Fauré was in his mid-70s during the years 1919-21, when he composed his second piano quintet, but this is remarkably youthful music – most obviously in the fleet, whirling second movement, but also in the sense of uncontainable feeling that pervades this gusher of a piece. It’s a tour de force in the craft of composition, combining the slippery, sometimes indeterminate tonality of modernism with intricate Bachian counterpoint.
Some passages in the first movement elicited a more aggressive sound from Mr. Valkov than the score justified, but he compensated with wonderfully crisp leggero runs in the second movement.
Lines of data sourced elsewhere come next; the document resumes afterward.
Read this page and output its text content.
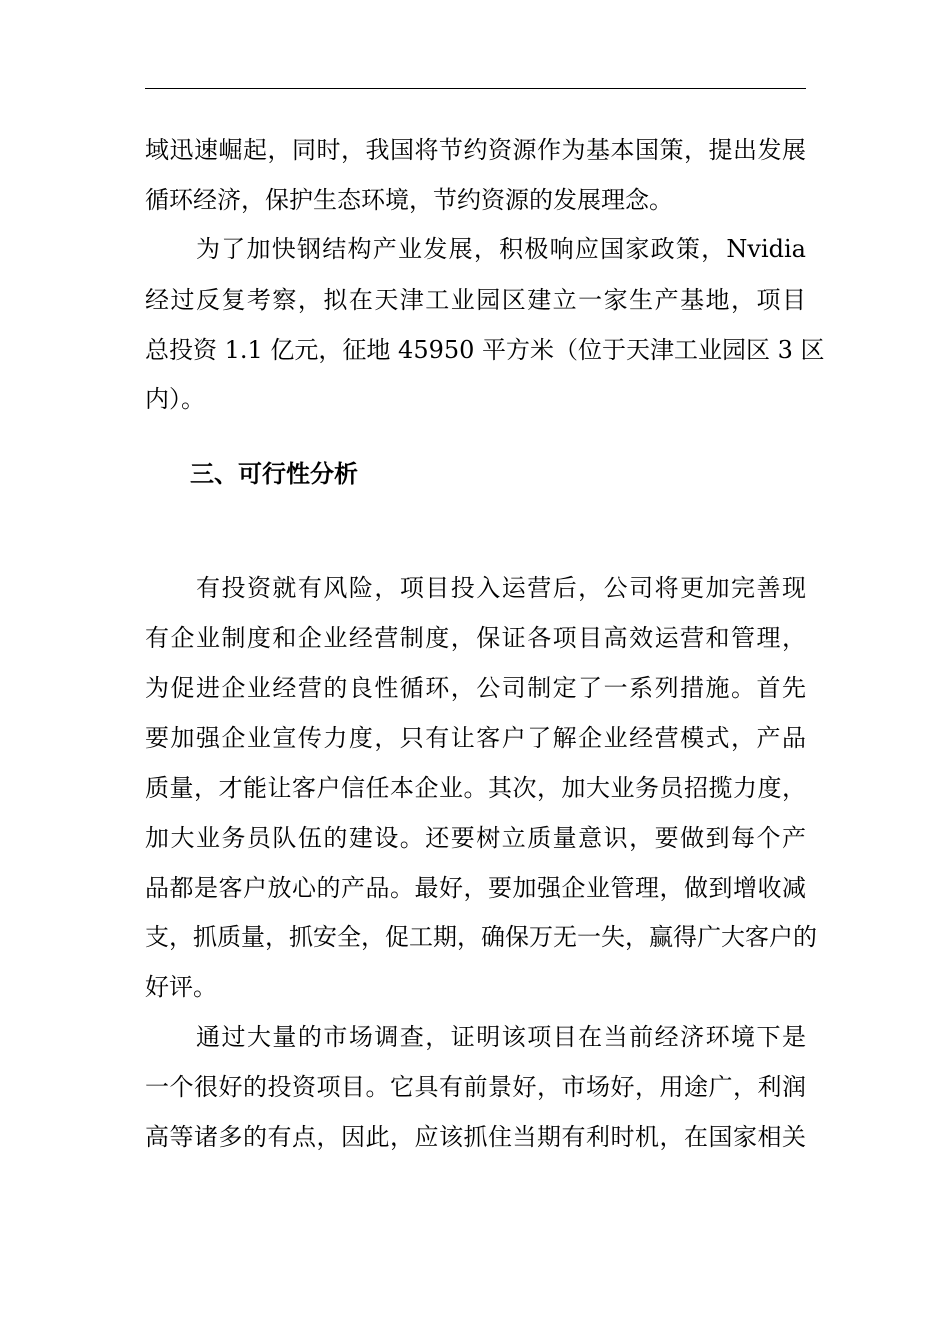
域迅速崛起，同时，我国将节约资源作为基本国策，提出发展
循环经济，保护生态环境，节约资源的发展理念。
为了加快钢结构产业发展，积极响应国家政策，Nvidia
经过反复考察，拟在天津工业园区建立一家生产基地，项目
总投资 1.1 亿元，征地 45950 平方米（位于天津工业园区 3 区
内）。
三、可行性分析
有投资就有风险，项目投入运营后，公司将更加完善现
有企业制度和企业经营制度，保证各项目高效运营和管理，
为促进企业经营的良性循环，公司制定了一系列措施。首先
要加强企业宣传力度，只有让客户了解企业经营模式，产品
质量，才能让客户信任本企业。其次，加大业务员招揽力度，
加大业务员队伍的建设。还要树立质量意识，要做到每个产
品都是客户放心的产品。最好，要加强企业管理，做到增收减
支，抓质量，抓安全，促工期，确保万无一失，赢得广大客户的
好评。
通过大量的市场调查，证明该项目在当前经济环境下是
一个很好的投资项目。它具有前景好，市场好，用途广，利润
高等诸多的有点，因此，应该抓住当期有利时机，在国家相关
On the whole this was a polished, well-balanced, and committed performance. And it was lively, the ensemble’s flexible tempos and dynamics keeping the line in constant motion.
Turina was Spanish, of course, but he spent nearly a decade in Paris (1905-14), where he studied under Vincent D’Indy and came under the influence of Ravel and Debussy. Then, at the urging of his countrymen Isaac Albéniz and Manuel de Falla, Turina eschewed French influence and took up the mantle of Spanish nationalism. His Serenata, dating from 1935, is something of a throwback to his Paris years. It owes much to Ravel, and not a little to the tougher modernism of Bartok and perhaps Schoenberg, and limits Spanish influence to a few tropes. The luxurious, stylish performance argued persuasively that Turina should be a more frequent presence on concert programs.
Camerata had an opening act in the form of the Brandeis (High School) String Quartet, one of four ensembles that had participated in Camerata’s master class. The young group’s vehicle was the lyrical first movement (allegro moderato) of Alexander Borodin’s String Quartet No. 2.
The performance was excellent, with a beautiful blend, on-the-nose intonation, and impressive ensemble precision. A hearty Bravi to violinists Nicholas Garcia-Hettlinger and Hunter Messick, violist Cy Bell, and cellist Simon Phoa.
Playing Gabriel Fauré’s Piano Quintet No. 2: Matthew Zerweck and Anastasia Parker (violins), Emily Freudigman (viola), Ken Freudigman (cello), and Viktor Valkov (piano).